De Amicis ha elaborato l’opera raccogliendo tre anni dopo la visita le impressioni in un libro, parte dagli appunti presi durante il viaggio e parte da memorie personali.  Ne emergono molte informazioni sulla Istanbul del secolo XIX e sulla storia ottomana. L’opera originale comprendeva anche 45 incisioni di Enrico Junck. La prima edizione fu pubblicata nel 1877 in due volumi.
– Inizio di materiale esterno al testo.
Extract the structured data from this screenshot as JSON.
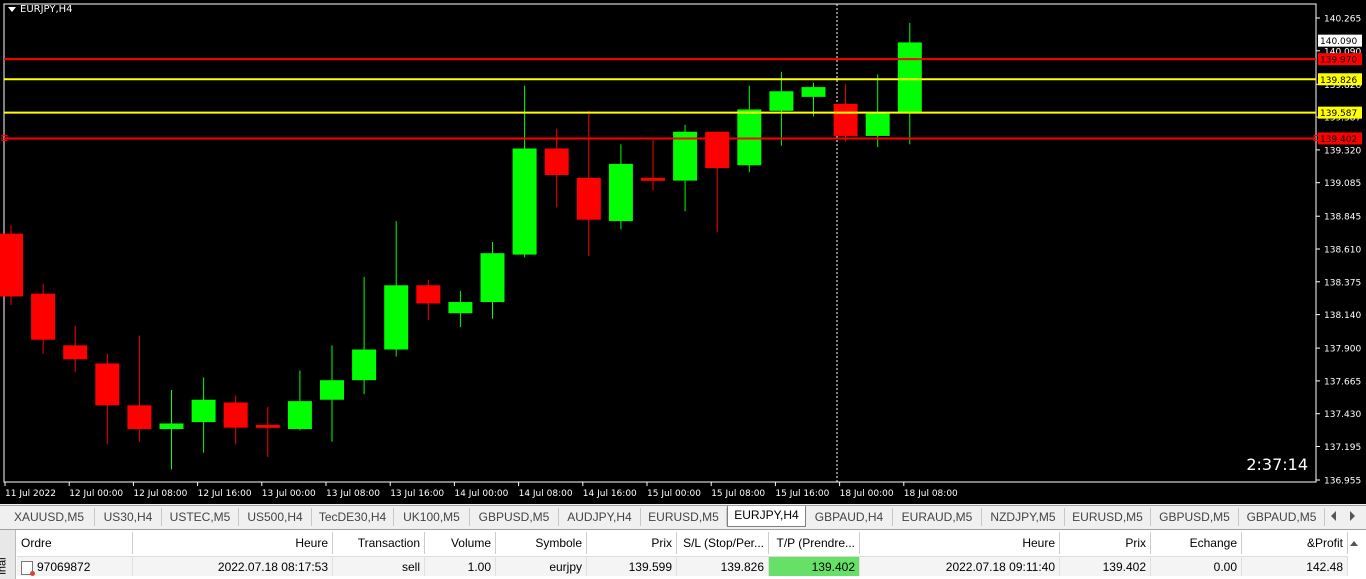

Cesare Biseo ne illustrò un’edizione del 1882, a causa della prematura scomparsa di Junck.

Il Grande Bazar d’Istanbul in un disegno di Cesare Biseo tratto dall’edizione del 1882

L’opera riscosse un successo immediato e fu tradotta in molte lingue, oltre naturalmente al turco, ma ricevette anche critiche severe, come quella di Remigio Zena nel suo diario di bordo In Yacht da Genova a Costantinopoli (1887). Nel suo libro Istanbul – Memory of a City, lo scrittore turco Orhan Pamuk (premio Nobel per la letteratura 2006) ha definito Costantinopoli di Edmondo de Amicis il miglior libro scritto su Istanbul nell’Ottocento, seguito da Costantinopoli di Théophile Gautier (1852). Umberto Eco, nell’introduzione ad una nuova ristampa del 2005, ha affermato che la descrizione della città fatta da De Amicis appare come la più cinematografica.